Mr. Lai’s keen interest in China, however, is one area in which his views diverge sharply from those of Hong Kong’s mostly youthful protesters, who often want nothing to do with the country that took back control of their city from British colonial rule in 1997.
“I always feel Chinese because I belong to the older generation,” he said. Each year he takes part in a candlelight vigil held on June 4 to commemorate the 1989 Tiananmen Square massacre in Beijing. Most Hong Kong student groups view Hong Kong as a place apart from China, and stay away from the event.
Born across the border in Canton, the capital of Guangdong, Mr. Lai fled to Hong Kong in a boat as a boy and, until the Tiananmen killings, was a typical success story in the then British-ruled city. He stayed away from politics and diligently worked his way up from lowly jobs as a knitter and clerk to become the main owner of Giordano, a successful chain of clothing stores.
The 1989 Tiananmen bloodshed, he said, made him start thinking about politics and led to his setting up Next Magazine the following year, a move that quickly hurt his clothing business once he started writing insulting articles about leaders in Beijing, particularly China’s then prime minister, Li Peng, widely known as the “Butcher of Beijing,” who died last month at 90.
“I had always hoped that China was changing and would become a democracy. I was wrong. It was wishful thinking,” he said.
In retaliation, the Chinese authorities began closing his Giordano clothing stores on the mainland, his chain’s fastest growing market. He realized that he had to either sell up or mind his tongue. He sold everything but his media holdings for nearly $320 million.
That experience, he said, has helped him understand why so many of his fellow tycoons toe Beijing’s line. “As a businessman, you can’t confront the regime,” he said.
Many business people, he says, do not believe their own statements against the protesters, but feel they have no choice but to show support for the Hong Kong government and Beijing.
This, he said, is understandable but also a mistake because China’s leaders “know that once they cow you, they can always cow you. Once they have you in their pocket they will always squeeze you.”
For Mr. Lai, unlike the other tycoons, the protests are potentially a commercial boon. Apple Daily has been running advertisements that try to lure new digital subscribers by promising them that of every 3 Hong Kong dollars (about 40 cents) they pay for a daily subscription, it will donate 1 Hong Kong dollar to the protest movement.
Mr. Lai has become such a bogeyman for China’s propaganda machine that one newspaper has a photographer and video cameraman on permanent duty on the street outside his colonial-era house on the Kowloon Peninsula to record all his visitors — and, it apparently hopes, find evidence of secret contacts with American intelligence.
A group of mysterious “patriots” also gather regularly outside his front gate, arriving together in a white minibus to wave banners denouncing Mr.

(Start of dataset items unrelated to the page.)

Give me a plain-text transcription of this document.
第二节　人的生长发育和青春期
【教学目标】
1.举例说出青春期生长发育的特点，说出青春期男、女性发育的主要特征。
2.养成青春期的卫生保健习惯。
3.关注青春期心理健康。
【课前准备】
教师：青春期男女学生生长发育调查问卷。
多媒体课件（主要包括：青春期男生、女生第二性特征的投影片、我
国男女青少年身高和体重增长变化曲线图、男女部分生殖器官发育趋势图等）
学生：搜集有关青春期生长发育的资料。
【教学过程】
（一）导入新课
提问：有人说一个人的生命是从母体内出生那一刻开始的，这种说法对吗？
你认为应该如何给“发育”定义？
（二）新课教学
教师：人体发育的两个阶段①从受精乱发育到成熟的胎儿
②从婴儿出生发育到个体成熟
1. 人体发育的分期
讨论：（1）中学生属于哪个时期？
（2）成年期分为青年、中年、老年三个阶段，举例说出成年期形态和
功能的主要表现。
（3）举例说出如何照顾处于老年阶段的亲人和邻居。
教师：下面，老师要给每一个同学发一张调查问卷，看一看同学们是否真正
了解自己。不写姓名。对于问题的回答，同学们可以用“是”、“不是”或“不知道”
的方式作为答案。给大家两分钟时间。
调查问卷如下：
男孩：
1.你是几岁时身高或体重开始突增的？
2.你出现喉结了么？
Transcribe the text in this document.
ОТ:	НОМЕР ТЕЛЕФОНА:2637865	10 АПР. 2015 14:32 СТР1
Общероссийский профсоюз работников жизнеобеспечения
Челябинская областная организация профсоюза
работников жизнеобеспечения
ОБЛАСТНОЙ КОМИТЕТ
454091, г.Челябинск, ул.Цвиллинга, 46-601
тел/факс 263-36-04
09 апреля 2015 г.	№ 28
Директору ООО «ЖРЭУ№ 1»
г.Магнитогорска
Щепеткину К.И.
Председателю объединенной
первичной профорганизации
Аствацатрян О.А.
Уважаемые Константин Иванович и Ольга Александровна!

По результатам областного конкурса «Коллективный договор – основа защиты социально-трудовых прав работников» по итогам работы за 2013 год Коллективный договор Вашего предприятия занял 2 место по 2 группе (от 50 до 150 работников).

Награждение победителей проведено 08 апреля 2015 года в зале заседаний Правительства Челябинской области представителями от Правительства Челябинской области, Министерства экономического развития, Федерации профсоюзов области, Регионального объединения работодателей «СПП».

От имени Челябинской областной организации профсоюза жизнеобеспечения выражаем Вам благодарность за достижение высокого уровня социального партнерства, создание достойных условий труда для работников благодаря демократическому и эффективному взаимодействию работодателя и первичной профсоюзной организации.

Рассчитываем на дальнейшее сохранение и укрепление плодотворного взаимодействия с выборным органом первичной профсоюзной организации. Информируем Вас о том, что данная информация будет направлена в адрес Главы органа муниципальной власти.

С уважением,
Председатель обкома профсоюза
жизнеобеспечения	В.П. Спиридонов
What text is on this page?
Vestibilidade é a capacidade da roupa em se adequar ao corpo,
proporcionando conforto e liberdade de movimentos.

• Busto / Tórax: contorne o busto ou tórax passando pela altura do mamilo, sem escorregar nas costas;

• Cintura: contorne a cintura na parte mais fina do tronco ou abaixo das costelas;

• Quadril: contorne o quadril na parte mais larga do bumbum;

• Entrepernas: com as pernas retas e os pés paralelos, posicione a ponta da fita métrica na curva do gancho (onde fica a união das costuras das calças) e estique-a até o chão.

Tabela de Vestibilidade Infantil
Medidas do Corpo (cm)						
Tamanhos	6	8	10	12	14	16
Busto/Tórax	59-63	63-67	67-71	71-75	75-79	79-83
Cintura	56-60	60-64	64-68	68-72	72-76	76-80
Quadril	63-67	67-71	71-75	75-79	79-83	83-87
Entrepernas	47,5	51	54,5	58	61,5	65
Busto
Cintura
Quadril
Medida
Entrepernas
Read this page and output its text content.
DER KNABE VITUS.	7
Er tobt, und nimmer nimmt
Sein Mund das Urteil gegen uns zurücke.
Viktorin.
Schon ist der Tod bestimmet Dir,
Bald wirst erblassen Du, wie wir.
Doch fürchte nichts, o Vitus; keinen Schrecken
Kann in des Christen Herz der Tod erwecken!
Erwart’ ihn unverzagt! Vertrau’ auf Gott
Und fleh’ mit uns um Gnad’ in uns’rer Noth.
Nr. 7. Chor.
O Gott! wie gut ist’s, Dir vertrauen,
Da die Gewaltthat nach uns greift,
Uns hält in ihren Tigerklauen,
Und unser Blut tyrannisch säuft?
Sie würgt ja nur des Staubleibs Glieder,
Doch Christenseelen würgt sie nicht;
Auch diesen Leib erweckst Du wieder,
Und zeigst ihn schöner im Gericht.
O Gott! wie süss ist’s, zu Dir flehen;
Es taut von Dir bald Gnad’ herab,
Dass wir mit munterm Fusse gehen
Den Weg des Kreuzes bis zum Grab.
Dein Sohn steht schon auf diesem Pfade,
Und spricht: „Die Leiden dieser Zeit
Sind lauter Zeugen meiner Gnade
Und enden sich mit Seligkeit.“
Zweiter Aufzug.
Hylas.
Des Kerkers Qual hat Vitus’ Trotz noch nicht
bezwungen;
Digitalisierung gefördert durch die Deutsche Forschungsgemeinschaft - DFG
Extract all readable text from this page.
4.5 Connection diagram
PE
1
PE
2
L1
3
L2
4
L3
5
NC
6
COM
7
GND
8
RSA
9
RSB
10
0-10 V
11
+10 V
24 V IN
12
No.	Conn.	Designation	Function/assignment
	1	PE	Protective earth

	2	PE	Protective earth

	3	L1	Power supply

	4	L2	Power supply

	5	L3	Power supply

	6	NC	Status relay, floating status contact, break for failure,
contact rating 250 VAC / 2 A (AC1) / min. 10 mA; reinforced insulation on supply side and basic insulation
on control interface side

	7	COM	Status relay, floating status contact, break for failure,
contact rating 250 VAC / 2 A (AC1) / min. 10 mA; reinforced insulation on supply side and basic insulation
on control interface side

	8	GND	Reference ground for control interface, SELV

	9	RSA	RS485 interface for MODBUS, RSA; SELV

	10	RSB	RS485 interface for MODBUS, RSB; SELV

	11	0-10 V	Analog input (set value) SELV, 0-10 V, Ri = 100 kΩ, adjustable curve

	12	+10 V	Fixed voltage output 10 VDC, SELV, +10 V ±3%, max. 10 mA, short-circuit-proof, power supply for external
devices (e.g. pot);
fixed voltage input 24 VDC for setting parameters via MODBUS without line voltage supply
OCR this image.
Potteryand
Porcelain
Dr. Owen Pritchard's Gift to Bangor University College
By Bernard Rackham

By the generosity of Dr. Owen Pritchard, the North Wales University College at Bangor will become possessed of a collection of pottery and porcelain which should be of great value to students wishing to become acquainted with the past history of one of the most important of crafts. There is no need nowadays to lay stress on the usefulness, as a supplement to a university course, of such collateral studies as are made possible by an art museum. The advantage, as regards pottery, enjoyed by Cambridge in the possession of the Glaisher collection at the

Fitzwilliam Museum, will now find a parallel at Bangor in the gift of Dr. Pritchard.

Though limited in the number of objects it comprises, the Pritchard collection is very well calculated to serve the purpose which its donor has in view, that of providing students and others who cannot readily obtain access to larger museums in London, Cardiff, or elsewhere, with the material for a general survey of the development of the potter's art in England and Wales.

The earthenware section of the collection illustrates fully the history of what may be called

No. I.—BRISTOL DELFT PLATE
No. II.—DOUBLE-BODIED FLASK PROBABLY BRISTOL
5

Lai, a father of six, as an “American running dog” and “the black financier supporting the turmoil.” He has given modest donations but his main support has been the unswervingly favorable coverage provided by his media outlets.
To put pressure on him through his children, one pro-Beijing newspaper recently published the name and address of a Hong Kong restaurant owned by an older son and urged a boycott. Business increased.
Mr. Lai said he stopped paying attention long ago to all the insults, though he doesn’t enjoy being disturbed by raucous renditions of the Chinese national anthem on his doorstep. The abuse has scared off some old friends, but, he said, “If you don’t fight, you get frightened. I have always been a fighter.”
Photographed whenever he leaves his home and often followed, Mr. Lai shrugged off the harassment as an annoyance that he has grown used to. “I don’t go out much.”